China's Yuan Could Zip to 7, Spur a Rethink of Basket, CLSA Says
(Bloomberg) -- From Washington to Rome, the world faces a gauntlet of political risks in the months ahead, and that could mean a looming headache for policy makers in China, according to CLSA Ltd.
A fresh blast of market stress could push the Asian country’s currency past levels against the U.S. dollar at which officials have previously been forced to intervene, reckons Chris Wood, chief equity strategist at the brokerage and investment firm. As Americans prepare for mid-term elections and a budget battle rages in Italy, potential catalysts aren’t hard to find.

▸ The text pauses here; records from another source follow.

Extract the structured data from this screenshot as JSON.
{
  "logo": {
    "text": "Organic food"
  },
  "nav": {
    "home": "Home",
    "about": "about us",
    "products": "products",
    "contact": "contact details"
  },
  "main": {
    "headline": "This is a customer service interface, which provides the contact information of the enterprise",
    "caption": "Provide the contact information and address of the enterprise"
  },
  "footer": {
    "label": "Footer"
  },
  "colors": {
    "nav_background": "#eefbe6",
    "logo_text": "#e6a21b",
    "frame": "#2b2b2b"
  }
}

“All it takes is for Italy to blow up again and the euro would get weaker, and they’ll be at seven in five minutes,” Wood said at a media roundtable in Hong Kong on Thursday, referring to the U.S. dollar-yuan exchange rate. At that point authorities will have to respond, which could include the People’s Bank of China considering removing the euro from the basket used to set the currency’s rate, he said.

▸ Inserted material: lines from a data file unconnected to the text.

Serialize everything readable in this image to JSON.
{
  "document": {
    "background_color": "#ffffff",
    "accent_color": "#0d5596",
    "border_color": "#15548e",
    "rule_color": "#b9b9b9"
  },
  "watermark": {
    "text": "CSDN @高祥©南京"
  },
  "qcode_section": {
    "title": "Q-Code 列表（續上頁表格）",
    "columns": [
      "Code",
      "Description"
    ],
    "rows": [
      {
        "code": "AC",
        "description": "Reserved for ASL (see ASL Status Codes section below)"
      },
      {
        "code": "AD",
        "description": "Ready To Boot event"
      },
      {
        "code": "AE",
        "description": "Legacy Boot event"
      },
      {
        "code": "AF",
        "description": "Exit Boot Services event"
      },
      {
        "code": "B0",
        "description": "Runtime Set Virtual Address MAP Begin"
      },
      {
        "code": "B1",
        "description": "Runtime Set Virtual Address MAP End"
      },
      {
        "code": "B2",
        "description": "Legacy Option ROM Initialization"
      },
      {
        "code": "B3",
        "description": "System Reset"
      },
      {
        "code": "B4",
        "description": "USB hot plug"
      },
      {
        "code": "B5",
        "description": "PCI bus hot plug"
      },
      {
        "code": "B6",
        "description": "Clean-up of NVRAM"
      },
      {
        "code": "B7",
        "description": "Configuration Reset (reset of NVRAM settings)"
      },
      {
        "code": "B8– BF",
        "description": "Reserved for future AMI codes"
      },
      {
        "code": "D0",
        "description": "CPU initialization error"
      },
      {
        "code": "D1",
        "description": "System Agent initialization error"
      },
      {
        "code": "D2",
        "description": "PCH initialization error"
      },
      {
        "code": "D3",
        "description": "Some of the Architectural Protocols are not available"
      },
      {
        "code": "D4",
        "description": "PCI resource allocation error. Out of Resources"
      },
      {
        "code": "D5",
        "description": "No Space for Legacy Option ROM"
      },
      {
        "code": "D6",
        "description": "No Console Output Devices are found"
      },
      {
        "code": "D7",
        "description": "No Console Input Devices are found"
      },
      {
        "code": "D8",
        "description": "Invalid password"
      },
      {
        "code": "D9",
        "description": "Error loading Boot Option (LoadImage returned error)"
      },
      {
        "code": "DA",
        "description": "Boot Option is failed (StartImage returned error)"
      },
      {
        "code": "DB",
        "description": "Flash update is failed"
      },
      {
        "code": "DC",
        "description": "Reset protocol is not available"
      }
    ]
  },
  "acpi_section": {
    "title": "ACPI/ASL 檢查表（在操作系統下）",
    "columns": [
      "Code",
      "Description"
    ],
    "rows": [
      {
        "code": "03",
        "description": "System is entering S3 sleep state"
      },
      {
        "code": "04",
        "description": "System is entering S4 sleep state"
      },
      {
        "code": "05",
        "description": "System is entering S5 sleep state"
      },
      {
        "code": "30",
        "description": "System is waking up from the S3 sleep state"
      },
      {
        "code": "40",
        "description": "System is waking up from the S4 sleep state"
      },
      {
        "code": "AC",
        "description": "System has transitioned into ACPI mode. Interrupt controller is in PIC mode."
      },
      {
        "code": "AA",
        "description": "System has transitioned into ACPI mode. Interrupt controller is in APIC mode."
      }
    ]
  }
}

The yuan was trading offshore at 6.8461 as of 7:32 a.m. Tokyo time Friday.
Having allowed some depreciation of the yuan in recent months as a protectionist showdown with the U.S. heated up, China will be wary of further weakness. The currency’s drop following an unexpected move to a market-determined exchange rate in 2015 triggered capital outflows and put pressure on financial assets around the world. In the ensuing months, the country’s foreign-currency reserves fell by more than $1 trillion.
Meanwhile, the greenback could cause further pain for the biggest emerging markets as yields on 10-year Treasury bonds test the top end of a trend channel that has held for more than three decades, according to Wood. A dollar rally is “the last thing China needs,” he said, and the true systemic risk for emerging markets.
Bloomberg’s dollar spot index has gained about 1.6 percent this year, with the greenback strengthening about 5 percent against the yuan during the same period. The U.S. 10-year yield is currently at 2.97 percent.